A good place to begin is with other RFCs that might provide examples, or otherwise shed light on this situation. Two of particular interest are RFC1776 and RFC3093.
RFC1776 describes a very simplified transport protocol for use in the Internet and private networks. In normal packet formats there are many different components, such as a header and data sections. The header is normally made up of many different fields, such as the source address, the destination address, the quality of service, etc. The data section of the packet may also be divided into many different fields providing information for such functionality as error detection, flow control, and indicators of which application on the destination host this information is destined to (the port number is an example).

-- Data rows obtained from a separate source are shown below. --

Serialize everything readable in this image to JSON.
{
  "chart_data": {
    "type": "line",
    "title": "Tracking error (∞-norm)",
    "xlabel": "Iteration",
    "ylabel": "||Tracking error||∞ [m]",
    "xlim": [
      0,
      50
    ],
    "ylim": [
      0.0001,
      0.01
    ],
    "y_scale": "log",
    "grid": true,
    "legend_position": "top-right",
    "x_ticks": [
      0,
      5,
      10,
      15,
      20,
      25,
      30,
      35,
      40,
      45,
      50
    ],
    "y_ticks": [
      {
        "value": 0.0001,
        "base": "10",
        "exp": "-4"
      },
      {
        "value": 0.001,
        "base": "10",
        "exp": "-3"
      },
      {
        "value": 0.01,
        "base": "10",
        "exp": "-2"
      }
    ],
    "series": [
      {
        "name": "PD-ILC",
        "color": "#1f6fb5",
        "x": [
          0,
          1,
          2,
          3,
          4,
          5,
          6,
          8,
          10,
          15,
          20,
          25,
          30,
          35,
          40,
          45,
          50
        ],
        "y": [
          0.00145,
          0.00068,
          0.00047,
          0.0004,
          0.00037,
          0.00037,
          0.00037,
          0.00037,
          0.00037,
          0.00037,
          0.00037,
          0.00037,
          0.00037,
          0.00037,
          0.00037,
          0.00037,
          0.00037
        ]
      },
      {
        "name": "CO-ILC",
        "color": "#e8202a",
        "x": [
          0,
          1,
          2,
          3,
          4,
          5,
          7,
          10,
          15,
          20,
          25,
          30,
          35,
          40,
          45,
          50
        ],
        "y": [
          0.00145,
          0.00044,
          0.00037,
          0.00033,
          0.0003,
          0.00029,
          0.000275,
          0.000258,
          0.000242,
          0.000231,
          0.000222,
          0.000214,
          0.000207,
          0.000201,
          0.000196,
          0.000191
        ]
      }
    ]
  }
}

The authors of RFC1776 decided that the wisdom of making a single appliance which provides many services, the firewall being the classic example, and the wisdom of using a single protocol for everything, for instance using BGP for data center fabrics and interdomain connectivity, should be applied fully to the formatting of transport packets. In the spirit of agglutination common to all network engineering, RFC1776 recommends replacing the entire contents of a transport packet with a single address. The address must be a bit longer, of course, to carry the actual data, but using a single large field is inherently simpler than using many different fields. To accomplish this task, RFC1776 specifies a packet with 1696 octets (bytes) of address space. The number of octets originally selected is compatible with ATM, an older technology which uses a 53-octet cell but should also be compatible with all modern transport systems.

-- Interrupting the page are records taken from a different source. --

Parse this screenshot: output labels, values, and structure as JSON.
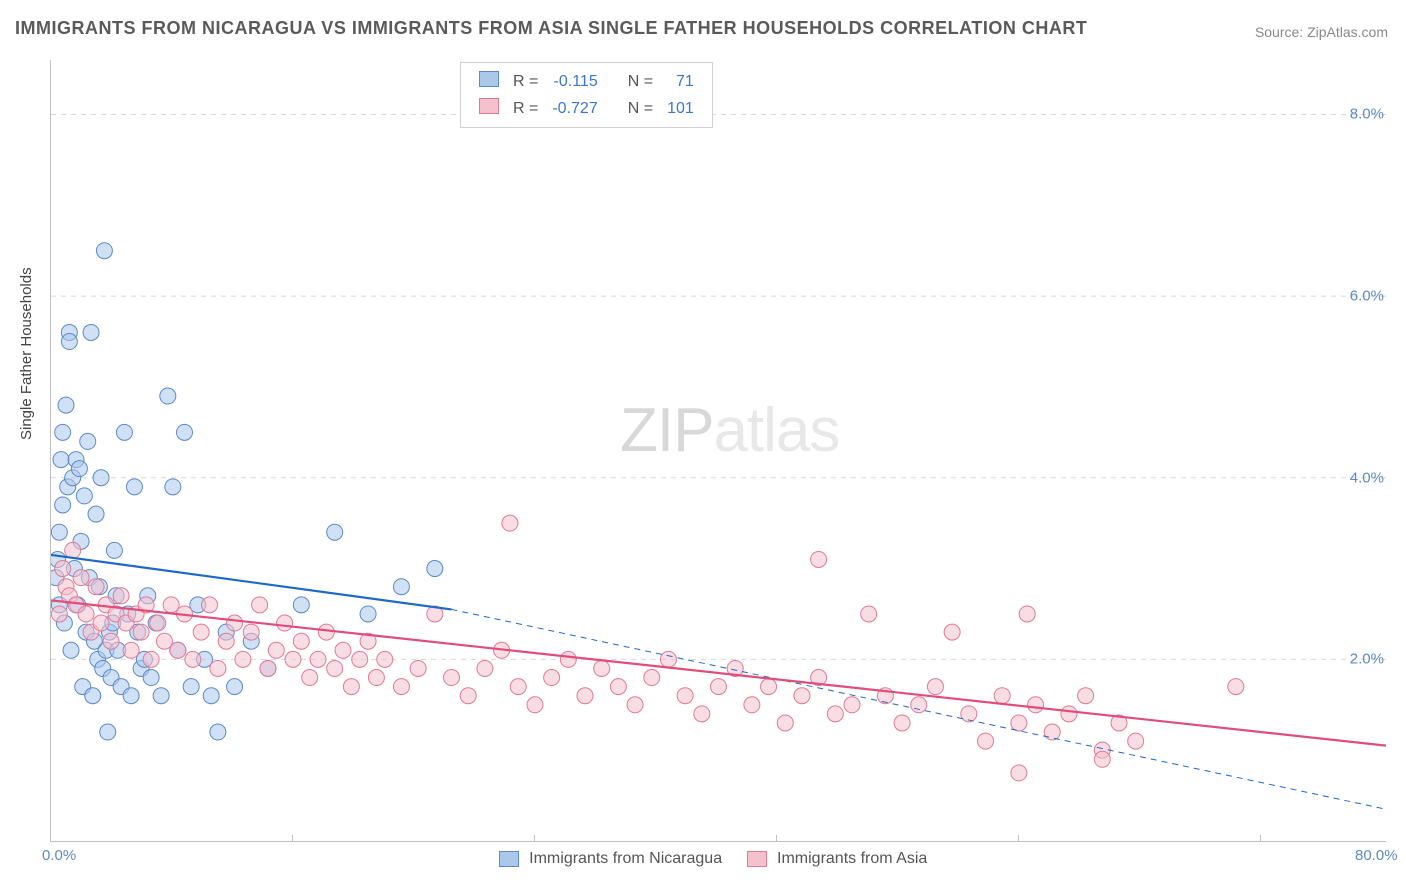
{
  "title": "IMMIGRANTS FROM NICARAGUA VS IMMIGRANTS FROM ASIA SINGLE FATHER HOUSEHOLDS CORRELATION CHART",
  "source": "Source: ZipAtlas.com",
  "watermark_a": "ZIP",
  "watermark_b": "atlas",
  "ylabel": "Single Father Households",
  "chart": {
    "type": "scatter",
    "x_min": 0.0,
    "x_max": 80.0,
    "y_min": 0.0,
    "y_max": 8.6,
    "x_ticks": [
      0.0,
      80.0
    ],
    "x_tick_minor": [
      14.5,
      29.0,
      43.5,
      58.0,
      72.5
    ],
    "y_ticks": [
      2.0,
      4.0,
      6.0,
      8.0
    ],
    "x_tick_labels": [
      "0.0%",
      "80.0%"
    ],
    "y_tick_labels": [
      "2.0%",
      "4.0%",
      "6.0%",
      "8.0%"
    ],
    "background_color": "#ffffff",
    "grid_color": "#d8d8d8",
    "axis_color": "#c0c0c0",
    "marker_radius": 8,
    "marker_opacity": 0.55,
    "line_width": 2.2
  },
  "series": [
    {
      "name": "Immigrants from Nicaragua",
      "color_fill": "#a9c8ec",
      "color_stroke": "#5b89c9",
      "line_color": "#1f68c7",
      "R": "-0.115",
      "N": "71",
      "trend": {
        "x1": 0.0,
        "y1": 3.15,
        "x2": 24.0,
        "y2": 2.55
      },
      "trend_ext": {
        "x1": 24.0,
        "y1": 2.55,
        "x2": 80.0,
        "y2": 0.35
      },
      "points": [
        [
          0.3,
          2.9
        ],
        [
          0.4,
          3.1
        ],
        [
          0.5,
          2.6
        ],
        [
          0.5,
          3.4
        ],
        [
          0.6,
          4.2
        ],
        [
          0.7,
          4.5
        ],
        [
          0.7,
          3.7
        ],
        [
          0.8,
          2.4
        ],
        [
          0.9,
          4.8
        ],
        [
          1.0,
          3.9
        ],
        [
          1.1,
          5.6
        ],
        [
          1.1,
          5.5
        ],
        [
          1.2,
          2.1
        ],
        [
          1.3,
          4.0
        ],
        [
          1.4,
          3.0
        ],
        [
          1.5,
          4.2
        ],
        [
          1.6,
          2.6
        ],
        [
          1.7,
          4.1
        ],
        [
          1.8,
          3.3
        ],
        [
          1.9,
          1.7
        ],
        [
          2.0,
          3.8
        ],
        [
          2.1,
          2.3
        ],
        [
          2.2,
          4.4
        ],
        [
          2.3,
          2.9
        ],
        [
          2.4,
          5.6
        ],
        [
          2.5,
          1.6
        ],
        [
          2.6,
          2.2
        ],
        [
          2.7,
          3.6
        ],
        [
          2.8,
          2.0
        ],
        [
          2.9,
          2.8
        ],
        [
          3.0,
          4.0
        ],
        [
          3.1,
          1.9
        ],
        [
          3.2,
          6.5
        ],
        [
          3.3,
          2.1
        ],
        [
          3.4,
          1.2
        ],
        [
          3.5,
          2.3
        ],
        [
          3.6,
          1.8
        ],
        [
          3.7,
          2.4
        ],
        [
          3.8,
          3.2
        ],
        [
          3.9,
          2.7
        ],
        [
          4.0,
          2.1
        ],
        [
          4.2,
          1.7
        ],
        [
          4.4,
          4.5
        ],
        [
          4.6,
          2.5
        ],
        [
          4.8,
          1.6
        ],
        [
          5.0,
          3.9
        ],
        [
          5.2,
          2.3
        ],
        [
          5.4,
          1.9
        ],
        [
          5.6,
          2.0
        ],
        [
          5.8,
          2.7
        ],
        [
          6.0,
          1.8
        ],
        [
          6.3,
          2.4
        ],
        [
          6.6,
          1.6
        ],
        [
          7.0,
          4.9
        ],
        [
          7.3,
          3.9
        ],
        [
          7.6,
          2.1
        ],
        [
          8.0,
          4.5
        ],
        [
          8.4,
          1.7
        ],
        [
          8.8,
          2.6
        ],
        [
          9.2,
          2.0
        ],
        [
          9.6,
          1.6
        ],
        [
          10.0,
          1.2
        ],
        [
          10.5,
          2.3
        ],
        [
          11.0,
          1.7
        ],
        [
          12.0,
          2.2
        ],
        [
          13.0,
          1.9
        ],
        [
          15.0,
          2.6
        ],
        [
          17.0,
          3.4
        ],
        [
          19.0,
          2.5
        ],
        [
          21.0,
          2.8
        ],
        [
          23.0,
          3.0
        ]
      ]
    },
    {
      "name": "Immigrants from Asia",
      "color_fill": "#f4c1cd",
      "color_stroke": "#e07a94",
      "line_color": "#e14d7b",
      "R": "-0.727",
      "N": "101",
      "trend": {
        "x1": 0.0,
        "y1": 2.65,
        "x2": 80.0,
        "y2": 1.05
      },
      "points": [
        [
          0.5,
          2.5
        ],
        [
          0.7,
          3.0
        ],
        [
          0.9,
          2.8
        ],
        [
          1.1,
          2.7
        ],
        [
          1.3,
          3.2
        ],
        [
          1.5,
          2.6
        ],
        [
          1.8,
          2.9
        ],
        [
          2.1,
          2.5
        ],
        [
          2.4,
          2.3
        ],
        [
          2.7,
          2.8
        ],
        [
          3.0,
          2.4
        ],
        [
          3.3,
          2.6
        ],
        [
          3.6,
          2.2
        ],
        [
          3.9,
          2.5
        ],
        [
          4.2,
          2.7
        ],
        [
          4.5,
          2.4
        ],
        [
          4.8,
          2.1
        ],
        [
          5.1,
          2.5
        ],
        [
          5.4,
          2.3
        ],
        [
          5.7,
          2.6
        ],
        [
          6.0,
          2.0
        ],
        [
          6.4,
          2.4
        ],
        [
          6.8,
          2.2
        ],
        [
          7.2,
          2.6
        ],
        [
          7.6,
          2.1
        ],
        [
          8.0,
          2.5
        ],
        [
          8.5,
          2.0
        ],
        [
          9.0,
          2.3
        ],
        [
          9.5,
          2.6
        ],
        [
          10.0,
          1.9
        ],
        [
          10.5,
          2.2
        ],
        [
          11.0,
          2.4
        ],
        [
          11.5,
          2.0
        ],
        [
          12.0,
          2.3
        ],
        [
          12.5,
          2.6
        ],
        [
          13.0,
          1.9
        ],
        [
          13.5,
          2.1
        ],
        [
          14.0,
          2.4
        ],
        [
          14.5,
          2.0
        ],
        [
          15.0,
          2.2
        ],
        [
          15.5,
          1.8
        ],
        [
          16.0,
          2.0
        ],
        [
          16.5,
          2.3
        ],
        [
          17.0,
          1.9
        ],
        [
          17.5,
          2.1
        ],
        [
          18.0,
          1.7
        ],
        [
          18.5,
          2.0
        ],
        [
          19.0,
          2.2
        ],
        [
          19.5,
          1.8
        ],
        [
          20.0,
          2.0
        ],
        [
          21.0,
          1.7
        ],
        [
          22.0,
          1.9
        ],
        [
          23.0,
          2.5
        ],
        [
          24.0,
          1.8
        ],
        [
          25.0,
          1.6
        ],
        [
          26.0,
          1.9
        ],
        [
          27.0,
          2.1
        ],
        [
          28.0,
          1.7
        ],
        [
          27.5,
          3.5
        ],
        [
          29.0,
          1.5
        ],
        [
          30.0,
          1.8
        ],
        [
          31.0,
          2.0
        ],
        [
          32.0,
          1.6
        ],
        [
          33.0,
          1.9
        ],
        [
          34.0,
          1.7
        ],
        [
          35.0,
          1.5
        ],
        [
          36.0,
          1.8
        ],
        [
          37.0,
          2.0
        ],
        [
          38.0,
          1.6
        ],
        [
          39.0,
          1.4
        ],
        [
          40.0,
          1.7
        ],
        [
          41.0,
          1.9
        ],
        [
          42.0,
          1.5
        ],
        [
          43.0,
          1.7
        ],
        [
          44.0,
          1.3
        ],
        [
          45.0,
          1.6
        ],
        [
          46.0,
          1.8
        ],
        [
          47.0,
          1.4
        ],
        [
          46.0,
          3.1
        ],
        [
          48.0,
          1.5
        ],
        [
          49.0,
          2.5
        ],
        [
          50.0,
          1.6
        ],
        [
          51.0,
          1.3
        ],
        [
          52.0,
          1.5
        ],
        [
          53.0,
          1.7
        ],
        [
          54.0,
          2.3
        ],
        [
          55.0,
          1.4
        ],
        [
          56.0,
          1.1
        ],
        [
          57.0,
          1.6
        ],
        [
          58.0,
          1.3
        ],
        [
          58.5,
          2.5
        ],
        [
          59.0,
          1.5
        ],
        [
          60.0,
          1.2
        ],
        [
          61.0,
          1.4
        ],
        [
          62.0,
          1.6
        ],
        [
          63.0,
          1.0
        ],
        [
          64.0,
          1.3
        ],
        [
          63.0,
          0.9
        ],
        [
          65.0,
          1.1
        ],
        [
          71.0,
          1.7
        ],
        [
          58.0,
          0.75
        ]
      ]
    }
  ],
  "legend_bottom": [
    {
      "label": "Immigrants from Nicaragua",
      "fill": "#a9c8ec",
      "stroke": "#5b89c9"
    },
    {
      "label": "Immigrants from Asia",
      "fill": "#f4c1cd",
      "stroke": "#e07a94"
    }
  ],
  "stats_labels": {
    "R": "R = ",
    "N": "N = "
  }
}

While the many advantages of this system are not fully described in the specification, it should be obvious packets containing a single field—the destination address—will be easier to hosts to generate and transmit, and easier for hosts to receive and process. The entire processing of the packet will just be transferring the address field directly into memory for consumption by any application running on the host that desires to consume it. The specification does note, however, that security is much simpler because there is no “user data” to secure.

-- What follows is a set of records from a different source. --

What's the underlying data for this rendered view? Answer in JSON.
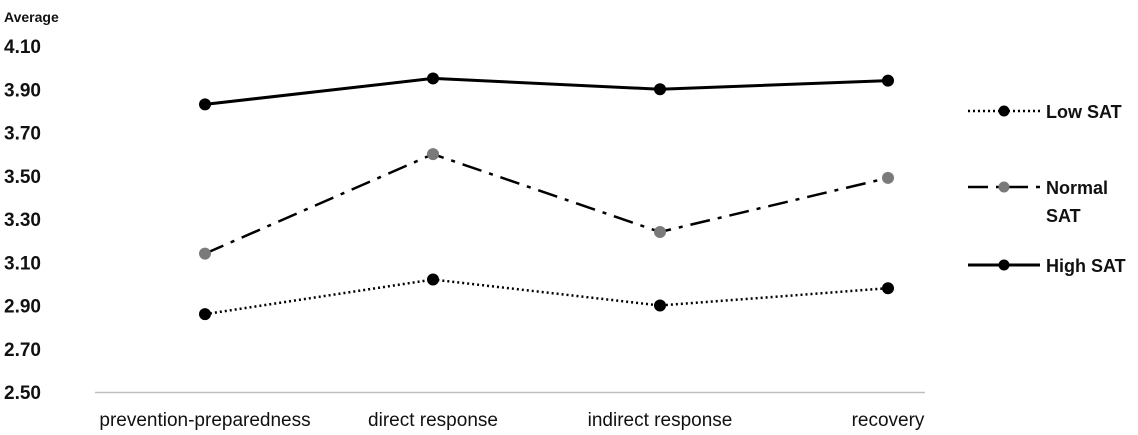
{
  "chart_data": {
    "type": "line",
    "ylabel": "Average",
    "xlabel": "",
    "ylim": [
      2.5,
      4.1
    ],
    "yticks": [
      "4.10",
      "3.90",
      "3.70",
      "3.50",
      "3.30",
      "3.10",
      "2.90",
      "2.70",
      "2.50"
    ],
    "categories": [
      "prevention-preparedness",
      "direct response",
      "indirect response",
      "recovery"
    ],
    "legend_position": "right",
    "grid": false,
    "series": [
      {
        "name": "Low SAT",
        "values": [
          2.86,
          3.02,
          2.9,
          2.98
        ],
        "line_style": "dotted",
        "color": "#000000",
        "marker_color": "#000000"
      },
      {
        "name": "Normal SAT",
        "values": [
          3.14,
          3.6,
          3.24,
          3.49
        ],
        "line_style": "dash-dot",
        "color": "#000000",
        "marker_color": "#7a7a7a"
      },
      {
        "name": "High SAT",
        "values": [
          3.83,
          3.95,
          3.9,
          3.94
        ],
        "line_style": "solid",
        "color": "#000000",
        "marker_color": "#000000"
      }
    ],
    "legend_labels": [
      [
        "Low SAT"
      ],
      [
        "Normal",
        "SAT"
      ],
      [
        "High SAT"
      ]
    ]
  }
}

RFC3093, a more recent example of agglutination in order to simplify network design and operation. This authors of this RFC note that applications are already moving to using a single port, 80, for all traffic, as most firewalls already pass traffic transmitted through this port without restrictions. The authors note the operation of the Internet would be much simpler if all applications ran over port 80. In this way, all applications could pass through firewalls without modification, while the firewalls themselves remain perfectly operational, fulfilling their intended purpose. Implementing this specification would also simplify the absolute mess of port and protocol numbers used in transporting data today, agglutinating them all down to a single port. As less is always simpler, this would create a simpler, easier to manage, global Internet.
The lessons to learn, after examining the options, may not be what was originally intended. Reducing the number of parts does not necessarily reduce the complexity of the overall system. If you haven’t found the tradeoffs, you haven’t looked hard enough.